3. Bij de vaststelling van een bestemmingsplan moet de raad bestemmingen aanwijzen en regels geven die de raad uit een oogpunt van een goede ruimtelijke ordening nodig acht. De raad heeft daarbij beleidsruimte en moet de betrokken belangen afwegen. De Afdeling beoordeelt aan de hand van de beroepsgronden of het besluit tot vaststelling van het bestemmingsplan in overeenstemming is met het recht. De Afdeling stelt niet zelf vast of het plan in overeenstemming is met een goede ruimtelijke ordening, maar beoordeelt aan de hand van die gronden of de raad zich in redelijkheid op het standpunt heeft kunnen stellen dat het plan strekt ten behoeve van een goede ruimtelijke ordening.

Intrekking beroepsgrond

4. Ter zitting hebben DRET en anderen hun beroepsgrond dat onvoldoende onderzoek is verricht naar de gevolgen van de ontwikkeling voor de omliggende Natura 2000-gebieden ingetrokken.

Dienstenrichtlijn

5. [appellante sub 2] betoogt dat de brancheringsregeling in artikel 4, lid 4.1.1, onder a, in samenhang gelezen met artikel 1, lid 1.77, van de planregels van het plan "Retailpark Belvédère", in strijd is met Richtlijn 2006/123/EG van het Europees Parlement en de Raad van 12 december 2006 betreffende diensten op de interne markt (hierna: de Dienstenrichtlijn). Ter zitting heeft zij gesteld dat de brancheringsregeling in strijd is met artikel 14, onder 5, en artikel 15, derde lid, onder c, van de Dienstenrichtlijn.

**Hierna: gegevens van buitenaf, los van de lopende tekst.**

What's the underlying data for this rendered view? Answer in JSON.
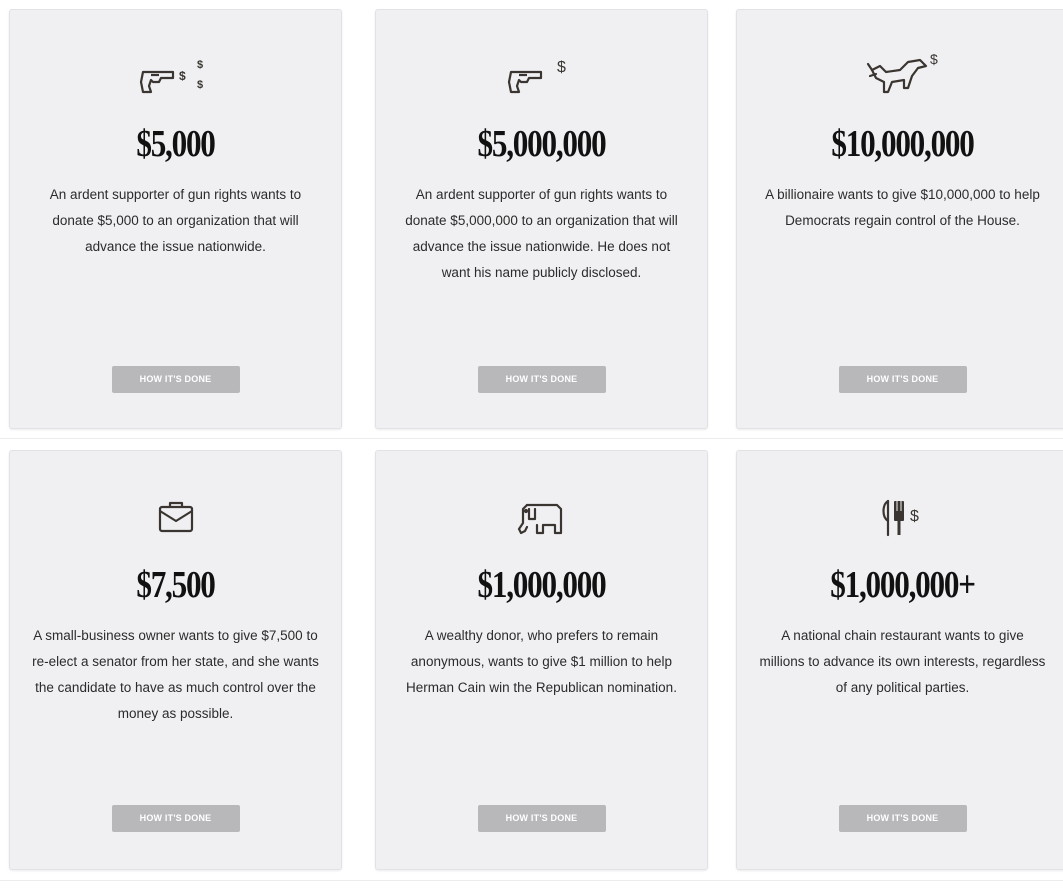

5.1. Artikel 15 van de Dienstenrichtlijn is niet omgezet in nationaal recht. Zoals het Hof van Justitie (hierna: het Hof) in zijn arrest van 30 januari 2018, ECLI:EU:C:2018:44, heeft geoordeeld, heeft artikel 15 echter rechtstreekse werking voor zover het de lidstaten in het eerste lid, tweede volzin, een onvoorwaardelijke en voldoende nauwkeurige verplichting oplegt om hun wettelijke en bestuursrechtelijke bepalingen in overeenstemming te brengen met de in het derde lid ervan bedoelde voorwaarden. Dat betekent dat in dit geval rechtstreeks aan die voorwaarden kan worden getoetst, voor zover dat nodig is in het licht van wat in beroep is aangevoerd.

5.2. Het Hof heeft in het arrest van 30 januari 2018 voor recht verklaard dat de activiteit "detailhandel in goederen" is aan te merken als een dienst in de zin van de Dienstenrichtlijn. Tevens is voor recht verklaard dat de bepalingen van hoofdstuk III van de Dienstenrichtlijn mede van toepassing zijn op een zuiver interne situatie als hier aan de orde, waarbij alle relevante aspecten zich binnen één lidstaat afspelen. Voorts volgt uit dit arrest dat een brancheringsregeling is aan te merken als een "eis" die is gericht tot dienstverrichters.

5.3. De Afdeling stelt vast dat [appellante sub 2] als exploitant van een wasstraat kan worden aangemerkt als dienstverrichter als bedoeld in de Dienstenrichtlijn. Verder zijn de beperkingen die uit het plan volgen eisen in de zin van artikel 4, onder 7, van de Dienstenrichtlijn en zijn die beperkingen te beschouwen als kwantitatieve of territoriale beperkingen in de zin van artikel 15, tweede lid, onder a, van de Dienstenrichtlijn.

- Economische doelen (artikel 14, onder 5, van de Dienstenrichtlijn)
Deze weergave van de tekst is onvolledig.